Who: French Health Ministry
When: October 2015
France has a long history of regulations affecting cigarette packaging. A first act, called the “Veil Act” was encated on July 9, 1976. It stated that cigarette packaging must mention that smoking abusively is dangerous. On July 2005 (act of the 16th of July), this statement was replaced by the warnings “smoking kills” or “smoking seriously harms you and others around you”. Finally, a ministerial decree dated April 20, 2010 imposed shocking and deterrent images on cigarette packaging. Those pictures have to cover 40 % of the back of packaging.
Now France is set to go one step further by Implementing brandless cigarette packaging. Such measure is part of a wider national program to reduce smoking in France which is built around three areas of focus : protect the youth of France and prevent them from starting smoking, help people to stop smoking and take actions regarding the tobacco economy. Implementing brandless cigarette packaging would serve the purpose of protecting youth.
Brandless cigarettes were first introduced by the World Health Organization Framework Convention on Tobacco Control, ratified by France in October 2004. This convention encourages member states to adopt brandless packaging for cigarettes in its articles 11 and 13. Pursuant to this convention, a bill was introduced to the French Council of Ministers on the 25th September 2014, by Marisol Tourraine, the French Minister of Social Affairs and Health. This bill will be reviewed by the French Parliament i 2015. The government objectives are to reduce the number of smokers by 10% within 5 years and ensure that 95% of young people will not smoke within 20 years.
This measure should come into effect in 2016.
Should the measure be enacted, the packaging would have to be neutral and standardized : all packages would have the same colour, size, typeface. The brand would still be there but limited to simple writing, with a limited size and always at the same location on the packaging. There will be no brand logo. As from the 20th of May 2016, free areas on the package will be used for warnings and shocking pictures: it will cover 65% of the packaging against 40% currently.

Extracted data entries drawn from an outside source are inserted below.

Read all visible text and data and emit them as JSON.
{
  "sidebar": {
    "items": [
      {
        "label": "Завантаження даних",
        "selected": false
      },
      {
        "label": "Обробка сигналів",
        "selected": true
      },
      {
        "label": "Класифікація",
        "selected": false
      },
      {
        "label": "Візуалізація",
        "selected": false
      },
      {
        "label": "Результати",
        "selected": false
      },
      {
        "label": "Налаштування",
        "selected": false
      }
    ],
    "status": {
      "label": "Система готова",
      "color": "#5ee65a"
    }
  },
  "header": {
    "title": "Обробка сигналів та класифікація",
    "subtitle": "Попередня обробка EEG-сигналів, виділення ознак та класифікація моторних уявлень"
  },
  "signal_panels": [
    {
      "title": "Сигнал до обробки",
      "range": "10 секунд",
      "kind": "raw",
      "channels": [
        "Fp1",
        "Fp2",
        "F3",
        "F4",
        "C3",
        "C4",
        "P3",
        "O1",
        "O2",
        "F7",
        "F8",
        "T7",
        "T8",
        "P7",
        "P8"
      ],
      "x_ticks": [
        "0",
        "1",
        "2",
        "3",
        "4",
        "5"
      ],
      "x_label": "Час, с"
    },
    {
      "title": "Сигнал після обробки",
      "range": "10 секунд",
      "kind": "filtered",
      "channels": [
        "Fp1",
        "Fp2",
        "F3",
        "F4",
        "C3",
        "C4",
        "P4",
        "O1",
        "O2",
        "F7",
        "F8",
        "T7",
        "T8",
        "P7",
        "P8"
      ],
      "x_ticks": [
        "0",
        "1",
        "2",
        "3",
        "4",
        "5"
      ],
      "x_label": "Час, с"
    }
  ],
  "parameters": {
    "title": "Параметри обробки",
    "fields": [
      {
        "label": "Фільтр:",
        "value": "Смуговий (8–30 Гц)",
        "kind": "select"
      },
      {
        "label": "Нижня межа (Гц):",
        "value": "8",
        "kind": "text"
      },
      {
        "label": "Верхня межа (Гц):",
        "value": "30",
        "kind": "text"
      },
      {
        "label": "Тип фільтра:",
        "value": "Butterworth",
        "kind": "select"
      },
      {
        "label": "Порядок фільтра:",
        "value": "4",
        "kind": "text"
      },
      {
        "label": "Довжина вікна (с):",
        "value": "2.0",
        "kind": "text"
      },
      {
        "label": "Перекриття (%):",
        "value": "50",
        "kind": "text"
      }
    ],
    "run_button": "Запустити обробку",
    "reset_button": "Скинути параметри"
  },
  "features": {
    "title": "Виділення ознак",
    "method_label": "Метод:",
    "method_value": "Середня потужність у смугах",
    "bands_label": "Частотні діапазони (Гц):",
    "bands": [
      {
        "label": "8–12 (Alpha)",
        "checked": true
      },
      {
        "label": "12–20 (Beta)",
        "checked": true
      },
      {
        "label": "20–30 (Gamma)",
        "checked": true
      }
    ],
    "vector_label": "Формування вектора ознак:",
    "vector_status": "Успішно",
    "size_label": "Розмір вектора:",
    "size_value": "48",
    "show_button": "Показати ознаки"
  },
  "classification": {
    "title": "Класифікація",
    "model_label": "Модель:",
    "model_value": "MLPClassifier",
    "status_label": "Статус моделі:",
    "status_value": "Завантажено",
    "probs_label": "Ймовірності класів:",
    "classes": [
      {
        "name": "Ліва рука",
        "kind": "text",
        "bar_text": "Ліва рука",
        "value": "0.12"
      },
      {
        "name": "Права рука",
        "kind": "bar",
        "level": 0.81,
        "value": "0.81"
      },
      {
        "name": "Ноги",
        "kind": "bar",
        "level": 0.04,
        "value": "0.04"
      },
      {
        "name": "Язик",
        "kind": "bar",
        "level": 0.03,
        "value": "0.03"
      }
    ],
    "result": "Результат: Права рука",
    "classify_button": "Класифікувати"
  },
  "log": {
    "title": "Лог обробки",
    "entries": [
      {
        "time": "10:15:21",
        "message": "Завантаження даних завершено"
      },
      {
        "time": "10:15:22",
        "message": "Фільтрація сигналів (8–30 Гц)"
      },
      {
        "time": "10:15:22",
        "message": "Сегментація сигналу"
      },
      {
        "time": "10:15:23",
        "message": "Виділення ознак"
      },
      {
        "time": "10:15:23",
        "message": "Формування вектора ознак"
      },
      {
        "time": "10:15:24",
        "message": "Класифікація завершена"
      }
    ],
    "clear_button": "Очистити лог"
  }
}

This measure raised heavy concerns from tobacco producers who have already announced that they will sue the state of France. They consider that these measures would violate their intellectual property rights and more precisely their brand rights. Moreover, they argue that it will be easier to infringe brandless cigarettes.
Two kind of actions could be brought against France: claims from state producers and from private producers.
Firstly, states that produce tobacco could bring a claim in front of the Dispute Settlement Body of the World Trade Organisation, arguing that France does not respect some of its trade obligations deriving from international treaties. France could be forced to waive its legislation (should such legislation be enacted) or, if it does not do so, would be liable for heavy trade sanctions. In fact, such a claim has already been brought by five member states tobacco producers (Indonesia, Ukraine, Dominican Republic, Cuba and Honduras) against Australia (which was the first state to implement the brandless cigarettes rule in 2012). The Dispute Settlement Body should deliver a decision in a few months.
Then, foreign companies that sell cigarettes in France could bring a claim against France in front of the International Centre for Settlement of Investment Disputes (CIRDI), which is also an arbitration institution, if their country of origin has entered into a bilateral investment treaty with France. In those treaties, states oblige themselves to respect and protect investments made by the nationals of the counterpart country. If a business considers that a state violates its obligations under the treaty, it can bring a claim in front of the CIRDI. In fact, the brand right is considered as an investment to be protected under those treaties. Philip Morris (Malboro founder) has already brought a claim in front of the CIRDI against Australia.
Other notable provisions of the proposed bill concern advertising for electronic cigarette matter as the bill first limits, then will prohibit (as from the 20th of May, 2016) advertising for electronic cigarettes, except for in-store advertising and for advertisements in tobacco professional papers.
Why this matters:
This bill is quite important as this would reinforce the French law tobacco prevention package. Then, it could give rise to some interesting examples of arbitration in the matter of Intellectual property, in front of the World Trade Organization, and, which is more uncommon, in front of the International Centre for Settlement of Investment Disputes.